Anna Klöpper schaut zu, wie Achtklässler sich mit Hass im Netz auseinandersetzen: Was Mobbing mit einem macht
Die Jungs aus der 8b schauen die Journalistin ein bisschen befremdet an. Hate Speech, was’n das. „Wir sind nett zueinander“, sagt Leon treuherzig. Dienstagmorgen in der Freien Schule in Pankow, ein Workshop der Deutschen Kinder- und Jugendstiftung und der Telefónica-Stiftung zu Hass im Internet und wie man damit umgeht. In Kleingruppen sitzen die Jugendlichen zusammen und sollen sich zunächst mal überlegen, wo ihnen Mobbing im Netz begegnet. „Ich fand die Beleidigungen in unserem Klassenchat echt sinnlos, da hab ich mich abgemeldet“, sagt einer.
Das Workshop-Projekt tourt durch mehrere deutsche Städte, diese Woche ist Station an fünf Berliner Schulen. Neben Cybermobbing geht es grundsätzlich um die Themen Zusammenhalt und Vielfalt: am Neuköllner Albert-Schweitzer-Gymnasium haben Schüler am Montag eine Website für anonymisierte Bewerbungsverfahren entworfen, sodass Geschlecht oder Herkunft keine Rolle spielen, ob jemand ein Vorstellungsgespräch bekommt.
Nun kann man zu Recht kritisieren, dass ein Konzern wie Telefónica, zu dem etwa O2 gehört, an den Schulen präsent sein darf. Man kann sich zu Recht fragen, warum solche Angebote nicht über die gemeinnützigen Träger im Gewaltpräventionsprogramm der Senatsbildungsverwaltung laufen.

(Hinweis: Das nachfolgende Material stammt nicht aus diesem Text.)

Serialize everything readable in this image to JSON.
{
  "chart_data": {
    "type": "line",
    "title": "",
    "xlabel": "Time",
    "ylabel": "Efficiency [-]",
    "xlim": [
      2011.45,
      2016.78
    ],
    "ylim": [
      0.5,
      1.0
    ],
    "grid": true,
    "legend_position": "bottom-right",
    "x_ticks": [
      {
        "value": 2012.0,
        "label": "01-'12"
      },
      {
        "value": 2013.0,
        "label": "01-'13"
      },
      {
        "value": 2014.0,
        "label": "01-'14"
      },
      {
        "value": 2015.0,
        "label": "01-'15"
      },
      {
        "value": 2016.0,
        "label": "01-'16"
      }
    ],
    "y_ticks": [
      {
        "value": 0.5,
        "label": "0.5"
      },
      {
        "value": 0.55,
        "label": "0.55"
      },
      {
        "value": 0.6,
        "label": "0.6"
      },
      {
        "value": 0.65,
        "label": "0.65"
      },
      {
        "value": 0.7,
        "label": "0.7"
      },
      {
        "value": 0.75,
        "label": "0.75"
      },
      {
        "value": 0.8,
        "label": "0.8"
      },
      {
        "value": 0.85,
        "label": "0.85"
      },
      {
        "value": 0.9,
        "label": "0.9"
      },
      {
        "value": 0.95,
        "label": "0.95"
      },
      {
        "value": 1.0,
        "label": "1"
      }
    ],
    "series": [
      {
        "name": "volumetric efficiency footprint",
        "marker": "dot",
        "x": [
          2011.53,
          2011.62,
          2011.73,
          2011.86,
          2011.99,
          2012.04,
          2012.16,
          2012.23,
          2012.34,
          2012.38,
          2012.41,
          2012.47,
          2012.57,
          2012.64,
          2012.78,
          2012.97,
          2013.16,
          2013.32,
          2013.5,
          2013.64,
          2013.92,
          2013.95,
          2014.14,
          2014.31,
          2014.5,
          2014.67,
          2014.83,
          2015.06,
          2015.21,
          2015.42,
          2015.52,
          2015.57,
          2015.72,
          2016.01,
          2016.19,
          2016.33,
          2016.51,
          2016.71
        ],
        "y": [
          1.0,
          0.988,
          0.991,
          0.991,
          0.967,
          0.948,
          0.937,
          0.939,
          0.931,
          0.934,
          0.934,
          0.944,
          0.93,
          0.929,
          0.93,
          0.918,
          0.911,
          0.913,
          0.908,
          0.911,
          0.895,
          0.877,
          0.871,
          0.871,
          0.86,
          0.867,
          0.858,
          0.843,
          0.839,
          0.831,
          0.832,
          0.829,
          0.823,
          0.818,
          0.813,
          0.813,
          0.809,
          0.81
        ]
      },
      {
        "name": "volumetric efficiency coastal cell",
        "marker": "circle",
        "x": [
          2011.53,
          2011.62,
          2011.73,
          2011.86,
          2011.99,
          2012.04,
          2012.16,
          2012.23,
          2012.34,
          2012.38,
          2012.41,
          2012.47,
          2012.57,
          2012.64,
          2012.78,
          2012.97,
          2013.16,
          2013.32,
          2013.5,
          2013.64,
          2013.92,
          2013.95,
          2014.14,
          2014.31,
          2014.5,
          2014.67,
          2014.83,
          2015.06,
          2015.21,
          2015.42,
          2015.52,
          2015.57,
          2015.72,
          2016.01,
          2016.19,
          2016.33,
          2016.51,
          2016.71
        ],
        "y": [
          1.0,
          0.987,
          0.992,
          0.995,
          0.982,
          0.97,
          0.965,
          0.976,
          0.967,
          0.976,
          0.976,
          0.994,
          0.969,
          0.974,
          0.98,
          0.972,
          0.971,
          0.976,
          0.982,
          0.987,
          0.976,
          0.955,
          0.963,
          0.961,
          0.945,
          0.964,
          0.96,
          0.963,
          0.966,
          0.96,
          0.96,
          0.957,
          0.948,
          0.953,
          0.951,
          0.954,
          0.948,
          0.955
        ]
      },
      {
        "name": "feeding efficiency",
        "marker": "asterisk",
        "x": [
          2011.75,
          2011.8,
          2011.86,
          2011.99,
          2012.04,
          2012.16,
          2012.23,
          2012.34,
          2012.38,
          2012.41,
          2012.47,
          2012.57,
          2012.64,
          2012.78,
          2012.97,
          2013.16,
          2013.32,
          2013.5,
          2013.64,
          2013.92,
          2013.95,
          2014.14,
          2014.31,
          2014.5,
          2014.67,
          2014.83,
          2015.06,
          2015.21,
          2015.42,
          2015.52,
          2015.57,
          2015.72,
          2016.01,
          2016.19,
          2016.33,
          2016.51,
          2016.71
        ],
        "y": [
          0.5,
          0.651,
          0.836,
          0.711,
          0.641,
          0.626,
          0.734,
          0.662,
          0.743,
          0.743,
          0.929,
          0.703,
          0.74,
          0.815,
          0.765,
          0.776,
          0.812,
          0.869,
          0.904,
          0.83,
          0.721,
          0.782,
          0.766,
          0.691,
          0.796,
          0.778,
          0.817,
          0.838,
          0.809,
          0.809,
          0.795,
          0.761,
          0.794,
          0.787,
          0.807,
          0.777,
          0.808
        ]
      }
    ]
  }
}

Sinnvoll ist das Anti-Hate-Speech-Projekt aber allemal. Die Statistik der Bildungsverwaltung zu gemeldeten Gewaltvorfällen an den Schulen zeigt seit einigen Jahren eine steigende Tendenz bei Mobbing und Beleidigungen. Und was uns da besonders Sorgen macht, sagen Schulpsychologen und Lehrer unisono, sind Smartphones, die die Jugendlichen gerne als Waffe der Wahl benutzen.
„Den Jugendlichen muss klar sein: Was ihr da macht im Netz, das hat sehr reale Konsequenzen“, sagt Sandro Brandl, der als Medienpädagoge an der Pankower Schule arbeitet. Dafür soll auch das Anti-Hate-Speech-Projekt sensibilisieren: „Wir wollen den Jugendlichen bewusst machen, was Mobbing mit jemandem macht und sie motivieren, sich mit eigenen Ideen dagegen einzusetzen“, sagt Projektmitarbeiterin Lisa Benezan.
Marlene aus der 8b steht im Treppenhaus. Sie trägt gerne bauchfreie Tops, Mitschüler haben sie deshalb Schlampe genannt. Jetzt dreht sie mit drei Jungs aus ihrer Klasse ein Video, das zeigen soll, wie sie sich gefühlt hat: Sie läuft die Treppe runter, „Nutte“ rufen die Jungs. Sie zieht die Schultern hoch und wird ganz klein. Was Mobbing eben mit einem macht.